Ikuti perkembangan terkini Indonesia di lapangan dengan berita berbasis fakta PosPapusa, cuplikan video eksklusif, foto, dan peta terbaru.

Peringatan India: “Hak atas Tempat di Buku Sejarah”

Kathy Folmer dan Tari Rahajan sama-sama anak prajurit KNIL yang berperang di Hindia Belanda. Ayah Kathy Folmer tidak ingin membicarakan masa lalunya, sementara Touri Rahajan harus memfilmkan ayahnya ketika dia berusia 12 tahun: “Dia benar-benar ingin menceritakan kisahnya. Dan orang Indonesia berjanji bahwa mereka akan diizinkan untuk kembali, tetapi Belanda pemerintah tidak menyimpannya.”

Mereka berdua berpikir penting untuk memiliki peringatan tahunan: “Hidup berlangsung sepanjang tahun, dan kemudian setahun sekali Anda harus memikirkan sejarah. Setiap orang yang datang ke sini memiliki cerita yang unik.”

Teks berlanjut di bawah video

“Pengambilan data=”“>

Duri Rahajan: “Kisah kami belum diceritakan baru-baru ini. Ayah saya baru saja menikah dan kemudian memiliki anak. Jadi saya generasi kedua tetapi saya usia generasi ketiga. Jadi saya sedikit keluar dari segalanya. Tapi saya bangga dengan ayah saya, para prajurit ini yang berjuang untuk negara mereka, Belanda dan berhak untuk dimasukkan dalam buku-buku sejarah.

Dia selalu ingin menyelamatkan anak-anaknya

Kathy Folmer, anak seorang tentara KNIL

Ayah Kathy Folmer bekerja untuk Kereta Api Burma: “Dia tidak mengatakan apa-apa, itu ada karena ayah saya terluka, tetapi tidak diizinkan untuk berbicara. Ibu saya selalu diam. Saya selalu ingin menyelamatkan anak-anak.
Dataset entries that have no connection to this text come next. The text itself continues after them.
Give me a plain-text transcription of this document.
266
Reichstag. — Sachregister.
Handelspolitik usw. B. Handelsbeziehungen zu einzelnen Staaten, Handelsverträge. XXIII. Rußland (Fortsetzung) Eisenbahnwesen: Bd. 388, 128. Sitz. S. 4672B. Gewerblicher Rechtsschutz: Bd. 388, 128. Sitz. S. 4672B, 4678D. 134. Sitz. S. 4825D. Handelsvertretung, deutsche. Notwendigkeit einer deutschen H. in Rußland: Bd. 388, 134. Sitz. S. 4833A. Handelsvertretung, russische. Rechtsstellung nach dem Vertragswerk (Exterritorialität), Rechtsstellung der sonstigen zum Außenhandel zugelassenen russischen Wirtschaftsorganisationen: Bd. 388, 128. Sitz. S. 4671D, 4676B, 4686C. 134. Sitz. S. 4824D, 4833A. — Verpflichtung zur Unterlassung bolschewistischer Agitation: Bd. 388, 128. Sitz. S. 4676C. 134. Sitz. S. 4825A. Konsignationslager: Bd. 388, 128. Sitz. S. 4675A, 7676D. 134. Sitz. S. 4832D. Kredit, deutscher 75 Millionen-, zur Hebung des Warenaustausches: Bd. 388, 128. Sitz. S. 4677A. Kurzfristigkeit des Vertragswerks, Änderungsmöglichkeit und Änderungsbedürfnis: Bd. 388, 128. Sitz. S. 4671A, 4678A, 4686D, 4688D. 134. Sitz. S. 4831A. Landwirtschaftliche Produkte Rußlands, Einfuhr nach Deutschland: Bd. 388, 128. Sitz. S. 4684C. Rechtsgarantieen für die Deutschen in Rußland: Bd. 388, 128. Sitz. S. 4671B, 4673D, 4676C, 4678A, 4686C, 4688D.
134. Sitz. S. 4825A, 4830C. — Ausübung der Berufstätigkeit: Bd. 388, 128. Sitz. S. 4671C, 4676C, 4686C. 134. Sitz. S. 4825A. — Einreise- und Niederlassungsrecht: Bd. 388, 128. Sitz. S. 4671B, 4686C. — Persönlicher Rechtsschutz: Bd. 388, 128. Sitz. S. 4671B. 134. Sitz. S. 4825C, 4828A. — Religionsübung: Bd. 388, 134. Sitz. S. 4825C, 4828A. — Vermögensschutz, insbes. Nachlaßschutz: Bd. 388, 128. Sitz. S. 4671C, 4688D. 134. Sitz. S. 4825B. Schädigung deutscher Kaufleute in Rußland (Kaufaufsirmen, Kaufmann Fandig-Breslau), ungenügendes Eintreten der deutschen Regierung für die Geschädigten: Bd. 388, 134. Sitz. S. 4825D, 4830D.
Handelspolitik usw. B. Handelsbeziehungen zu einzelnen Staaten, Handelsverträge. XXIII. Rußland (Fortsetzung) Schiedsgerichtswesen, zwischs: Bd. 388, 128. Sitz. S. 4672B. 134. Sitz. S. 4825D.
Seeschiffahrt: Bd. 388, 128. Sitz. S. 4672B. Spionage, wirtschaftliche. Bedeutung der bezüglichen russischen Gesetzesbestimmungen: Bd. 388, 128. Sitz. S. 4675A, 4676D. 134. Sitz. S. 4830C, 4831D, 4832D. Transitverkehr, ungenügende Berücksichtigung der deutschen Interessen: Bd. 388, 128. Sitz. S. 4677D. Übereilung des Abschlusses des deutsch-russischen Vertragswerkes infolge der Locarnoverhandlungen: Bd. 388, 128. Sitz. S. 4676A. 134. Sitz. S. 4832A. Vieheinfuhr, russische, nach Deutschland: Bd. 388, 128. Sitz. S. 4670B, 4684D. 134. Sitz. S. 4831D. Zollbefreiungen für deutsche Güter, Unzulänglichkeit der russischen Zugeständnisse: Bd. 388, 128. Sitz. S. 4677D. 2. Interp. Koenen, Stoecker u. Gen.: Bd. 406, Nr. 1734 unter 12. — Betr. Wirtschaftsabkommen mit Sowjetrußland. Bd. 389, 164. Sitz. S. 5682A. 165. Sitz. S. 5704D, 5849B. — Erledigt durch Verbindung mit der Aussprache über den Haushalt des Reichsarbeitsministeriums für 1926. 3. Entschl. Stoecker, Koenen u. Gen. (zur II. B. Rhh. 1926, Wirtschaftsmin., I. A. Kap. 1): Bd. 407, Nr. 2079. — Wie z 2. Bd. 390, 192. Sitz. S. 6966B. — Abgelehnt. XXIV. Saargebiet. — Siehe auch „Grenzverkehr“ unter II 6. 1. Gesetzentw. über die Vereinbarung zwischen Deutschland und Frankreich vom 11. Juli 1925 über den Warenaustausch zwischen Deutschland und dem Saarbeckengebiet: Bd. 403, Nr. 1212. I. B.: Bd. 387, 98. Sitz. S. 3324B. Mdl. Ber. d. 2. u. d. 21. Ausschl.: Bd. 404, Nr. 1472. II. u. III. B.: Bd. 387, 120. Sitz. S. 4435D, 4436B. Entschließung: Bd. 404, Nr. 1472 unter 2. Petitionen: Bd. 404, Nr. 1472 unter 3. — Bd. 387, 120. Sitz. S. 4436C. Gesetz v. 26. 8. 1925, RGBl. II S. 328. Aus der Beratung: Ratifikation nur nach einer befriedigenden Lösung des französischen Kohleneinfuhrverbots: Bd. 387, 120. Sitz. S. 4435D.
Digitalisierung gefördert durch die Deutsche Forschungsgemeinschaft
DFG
Kami tidak akan membicarakannya. dia. “

“Saya ingin membantu orang”

Katie Folmer adalah ketua Yayasan Pudi Santoso 1995 dan menyelenggarakan peringatan di Svol: “Senang menjadi tuan rumah peringatan seperti itu, yang untuknya saya ingin mendedikasikan diri saya.” Sejarah keluarganya juga memainkan peran penting dalam pekerjaannya: “Saya menjadi seorang psikiater, semacam pilihan ahli saraf. Saya mencoba untuk mengatasi penderitaan orang lain yang tidak dapat saya selesaikan dengan orang tua saya.”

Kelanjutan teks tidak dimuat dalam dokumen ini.